[Python-ideas] Is there a good reason to use * for multiplication?
Joshua Landau
joshua.landau.ws at gmail.com
Mon Oct 15 00:42:09 CEST 2012
On 14 October 2012 23:08, MRAB <python at mrabarnett.plus.com> wrote:
> On 2012-10-14 22:06, Joshua Landau wrote:
>
>> On 14 October 2012 20:57, Mike Meyer <mwm at mired.org
>> <mailto:mwm at mired.org>> wrote:
>>
>> On Sun, 14 Oct 2012 07:40:57 +0200
>> Yuval Greenfield <ubershmekel at gmail.com
>> <mailto:ubershmekel at gmail.com>**> wrote:
>>
>> > On Sun, Oct 14, 2012 at 2:04 AM, MRAB <python at mrabarnett.plus.com
>> <mailto:python at mrabarnett.**plus.com <python at mrabarnett.plus.com>>>
>> wrote:
>> >
>> > > If it's more than one codepoint, we could prefix with the
>> length of the
>> > > codepoint's name:
>> > >
>> > > def __12CIRCLED_PLUS__(x, y):
>> > > ...
>> > >
>> > >
>> > That's a bit impractical, and why reinvent the wheel? I'd much
>> rather:
>> >
>> > def \u2295(x, y):
>> > ....
>> >
>> > So readable I want to read it twice.

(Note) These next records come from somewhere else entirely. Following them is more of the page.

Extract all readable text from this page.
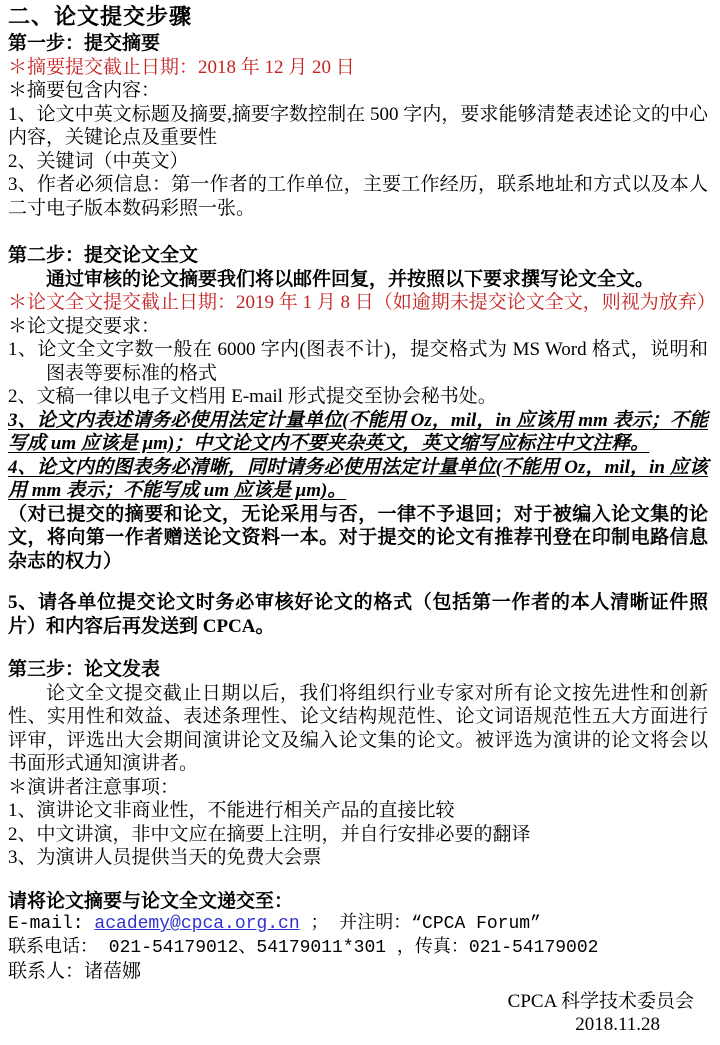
二、论文提交步骤

第一步：提交摘要

＊摘要提交截止日期：2018 年 12 月 20 日

＊摘要包含内容：

1、论文中英文标题及摘要,摘要字数控制在 500 字内，要求能够清楚表述论文的中心内容，关键论点及重要性

2、关键词（中英文）

3、作者必须信息：第一作者的工作单位，主要工作经历，联系地址和方式以及本人二寸电子版本数码彩照一张。

第二步：提交论文全文

通过审核的论文摘要我们将以邮件回复，并按照以下要求撰写论文全文。

＊论文全文提交截止日期：2019 年 1 月 8 日（如逾期未提交论文全文，则视为放弃）

＊论文提交要求：

1、论文全文字数一般在 6000 字内(图表不计)，提交格式为 MS Word 格式，说明和图表等要标准的格式

2、文稿一律以电子文档用 E-mail 形式提交至协会秘书处。

3、论文内表述请务必使用法定计量单位(不能用 Oz，mil，in 应该用 mm 表示；不能写成 um 应该是 μm)；中文论文内不要夹杂英文，英文缩写应标注中文注释。

4、论文内的图表务必清晰，同时请务必使用法定计量单位(不能用 Oz，mil，in 应该用 mm 表示；不能写成 um 应该是 μm)。

（对已提交的摘要和论文，无论采用与否，一律不予退回；对于被编入论文集的论文，将向第一作者赠送论文资料一本。对于提交的论文有推荐刊登在印制电路信息杂志的权力）

5、请各单位提交论文时务必审核好论文的格式（包括第一作者的本人清晰证件照片）和内容后再发送到 CPCA。

第三步：论文发表

论文全文提交截止日期以后，我们将组织行业专家对所有论文按先进性和创新性、实用性和效益、表述条理性、论文结构规范性、论文词语规范性五大方面进行评审，评选出大会期间演讲论文及编入论文集的论文。被评选为演讲的论文将会以书面形式通知演讲者。

＊演讲者注意事项：

1、演讲论文非商业性，不能进行相关产品的直接比较

2、中文讲演，非中文应在摘要上注明，并自行安排必要的翻译

3、为演讲人员提供当天的免费大会票

请将论文摘要与论文全文递交至：

E-mail: academy@cpca.org.cn ； 并注明：“CPCA Forum”

联系电话： 021-54179012、54179011*301 ，传真：021-54179002

联系人：诸蓓娜

CPCA 科学技术委员会

2018.11.28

And that's not legal python
>> today so
>> > we don't break backwards compatibility!
>>
>> Yes, but we're defining an operator for instances of the class, so it
>> needs the 'special' method marking:
>>
>> def __\u2295__(self, other):
>>
>> Now *that's* pretty!
>>
>> <mike
>>
>>
>> I much preferred your first choice:
>> def __$⊕__(self, other):
>>
>> But to keep the "$" unused we can write:
>> def __op_⊕__(self, other):
>> (new methods will take precedence over the older __add__ and so forth)
>>
>> What we can do then is use the "\u" syntax to let people without unicode
>> editors have accessibility:
>> def __op_\u2295__(self, other):
>> ...later in the code...
>> new = first \u2295 second
>>
>> Which adds consistency whereas before we could only use that in
>> specific circumstances (inside strings), reducing cognitive burden.
>>
>> I don't think we should change what happens inside a string literal.
>
> Consider what would happen if you wanted to write "\\u0190". It would
> convert that into "\Ɛ".
>
> IIRC, Java can suffer from that kind of problem because \uXXXX is
> treated as that codepoint wherever it occurs.
No, no. "\\" would have priority, still. "\\uXXXX" is invalid outside of a
string, anyway, so we're allowed to say that.